Entre 2025 et 2027, l’OFDT mène une étude par méthode mixte qui vise à interroger la place de l’alcool dans les violences sexuelles ayant fait l’objet d’une plainte.

Violence

Historique

Les enquêtes statistiques menées en population générale ou auprès d’une population spécifique démontrent qu’il existe un lien entre les violences sexuelles et la consommation de substances psychoactives, en particulier de l’alcool. Les enquêtes de victimation permettent d’établir qu’environ 1 femme sur 10 ayant déclaré des violences sexuelles indique que l’auteur leur a imposé un rapport sexuel alors qu’elles étaient sous l’effet d’alcool ou d’une substance illicite1, et 28% estiment que l’auteur était sous l’emprise de l’alcool ou d’une autre substance2.

Une autre enquête statistique récente montre également que l’alcool est impliqué dans 50% des violences sexuelles commises en contexte étudiant

Si elles renseignent sur l’ampleur du phénomène, ces enquêtes ne permettent pas d’analyser précisément les contextes de survenue de ces violences ou les suites données, notamment leur traitement judiciaire. Partant de ces constats, l’étude VIXAL (VIctimes de violences seXuelles et ALcool) a pour objectif de produire des connaissances sur la part et les caractéristiques des violences sexuelles subies dans un contexte d’alcoolisation, en particulier celles donnant lieu à un dépôt de plainte.

Partenariats

L’étude est réalisée par l’OFDT, en partenariat avec les équipes de quatre unités médico-judiciaire d’Ile-de-France. Le projet est financé par le fonds de lutte contre les conduites addictives de la Caisse nationale d’assurance maladie (CNAM) au titre de l’édition 2024 et pour une durée de vingt-quatre mois.

Objectifs

L’étude VIXAL vise à produire des connaissances sur les contextes de survenue et les caractéristiques des violences sexuelles dans lesquels l’alcool est présent, en questionnant tant la consommation des auteurs que celle des victimes.

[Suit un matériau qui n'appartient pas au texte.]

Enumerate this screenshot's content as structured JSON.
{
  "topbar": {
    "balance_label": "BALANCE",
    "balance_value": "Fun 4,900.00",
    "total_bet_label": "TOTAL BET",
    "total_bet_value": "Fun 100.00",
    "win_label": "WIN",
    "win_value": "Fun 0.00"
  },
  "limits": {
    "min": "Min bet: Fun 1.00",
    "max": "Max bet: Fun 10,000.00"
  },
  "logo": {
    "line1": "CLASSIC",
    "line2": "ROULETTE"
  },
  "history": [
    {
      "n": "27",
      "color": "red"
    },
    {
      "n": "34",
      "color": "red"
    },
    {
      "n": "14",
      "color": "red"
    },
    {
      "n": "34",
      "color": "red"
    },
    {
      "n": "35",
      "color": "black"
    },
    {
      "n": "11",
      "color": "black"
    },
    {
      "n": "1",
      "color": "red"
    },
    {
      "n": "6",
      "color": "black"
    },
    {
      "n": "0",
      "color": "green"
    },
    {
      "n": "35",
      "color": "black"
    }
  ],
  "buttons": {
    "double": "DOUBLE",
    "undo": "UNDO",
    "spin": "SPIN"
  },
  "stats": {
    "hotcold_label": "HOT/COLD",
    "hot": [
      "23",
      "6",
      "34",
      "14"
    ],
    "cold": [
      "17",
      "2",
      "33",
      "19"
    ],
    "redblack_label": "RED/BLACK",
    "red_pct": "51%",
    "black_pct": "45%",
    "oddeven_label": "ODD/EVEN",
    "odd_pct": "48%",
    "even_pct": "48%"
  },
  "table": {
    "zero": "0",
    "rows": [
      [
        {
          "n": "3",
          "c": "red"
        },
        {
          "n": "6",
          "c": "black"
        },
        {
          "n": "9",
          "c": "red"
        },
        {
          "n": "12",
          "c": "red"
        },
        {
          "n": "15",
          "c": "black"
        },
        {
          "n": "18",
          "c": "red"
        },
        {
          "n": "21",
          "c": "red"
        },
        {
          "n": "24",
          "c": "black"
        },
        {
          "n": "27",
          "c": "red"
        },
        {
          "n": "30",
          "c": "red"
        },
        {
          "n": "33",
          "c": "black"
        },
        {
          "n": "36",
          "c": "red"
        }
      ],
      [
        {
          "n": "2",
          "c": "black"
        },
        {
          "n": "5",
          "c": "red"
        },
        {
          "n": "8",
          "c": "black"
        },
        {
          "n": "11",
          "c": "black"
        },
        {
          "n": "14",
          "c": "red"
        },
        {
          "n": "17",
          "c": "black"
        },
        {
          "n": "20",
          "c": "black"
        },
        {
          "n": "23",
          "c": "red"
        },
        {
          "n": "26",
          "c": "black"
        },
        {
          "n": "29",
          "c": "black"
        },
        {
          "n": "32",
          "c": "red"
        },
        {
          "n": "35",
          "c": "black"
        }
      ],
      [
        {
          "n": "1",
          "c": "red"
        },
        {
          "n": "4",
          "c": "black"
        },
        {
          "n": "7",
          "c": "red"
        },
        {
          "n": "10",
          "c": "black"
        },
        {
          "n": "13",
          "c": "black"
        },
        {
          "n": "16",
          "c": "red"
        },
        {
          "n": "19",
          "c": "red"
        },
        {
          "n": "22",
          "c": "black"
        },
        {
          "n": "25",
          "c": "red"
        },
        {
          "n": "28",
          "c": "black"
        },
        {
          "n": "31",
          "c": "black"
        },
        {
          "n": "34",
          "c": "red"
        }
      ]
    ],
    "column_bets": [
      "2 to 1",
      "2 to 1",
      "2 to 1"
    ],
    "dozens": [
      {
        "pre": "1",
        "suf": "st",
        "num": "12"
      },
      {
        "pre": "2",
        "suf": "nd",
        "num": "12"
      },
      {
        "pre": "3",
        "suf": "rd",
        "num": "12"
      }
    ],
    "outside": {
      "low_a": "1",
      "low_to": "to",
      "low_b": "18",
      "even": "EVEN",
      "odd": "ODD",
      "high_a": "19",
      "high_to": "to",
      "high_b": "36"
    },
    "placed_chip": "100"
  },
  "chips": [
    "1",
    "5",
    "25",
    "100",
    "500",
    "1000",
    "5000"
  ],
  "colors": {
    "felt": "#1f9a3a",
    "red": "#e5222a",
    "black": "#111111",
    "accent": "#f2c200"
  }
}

En interrogeant des femmes ayant porté plainte, l’étude a également pour objectif d’analyser les ressorts du dépôt de plainte pour ce type de violences, largement sous-déclarées aux autorités. Quelles sont les caractéristiques sociales des femmes qui portent plainte ?

Quelles sont les motivations et les ressources nécessaires pour entamer une démarche judiciaire ? Le rôle des substances, particulièrement de l’alcool sera également questionné : comment les victimes perçoivent-elles le rôle de l’alcool dans le déroulement, la reconnaissance et la prise en charge des violences sexuelles qu’elles ont subies ?

Comment l’alcool est-il mobilisé comme élément d’explication, de justification ou de disqualification dans les différents espaces (intimes, sociaux, institutionnels) traversés par les victimes après les faits ?

Méthodologie

Le projet est réalisé en partenariat avec quatre unités médico-judiciaires (UMJ) en Ile-de-France (sur 50 dans toute la France), structures qui reçoivent les victimes de violences pour recueillir des éléments de preuve dans le cadre d’une procédure judiciaire. Ainsi, il est prévu de recruter des femmes majeures dans le cadre de leur consultation dans l’une de ces UMJ durant la période d’inclusion.

La méthodologie est mixte et repose sur un volet quantitatif et un volet qualitatif. Le volet quantitatif prévoit la passation d’un questionnaire auto-administré auprès de 500 femmes consultant dans une des quatre UMJ. A l’issue de ce premier volet, les personnes volontaires seront recontactées pour réaliser un entretien avec une sociologue. Ce volet qualitatif du projet vise à interroger 30 femmes.

Résultats : Attendus pour le 1er trimestre 2027.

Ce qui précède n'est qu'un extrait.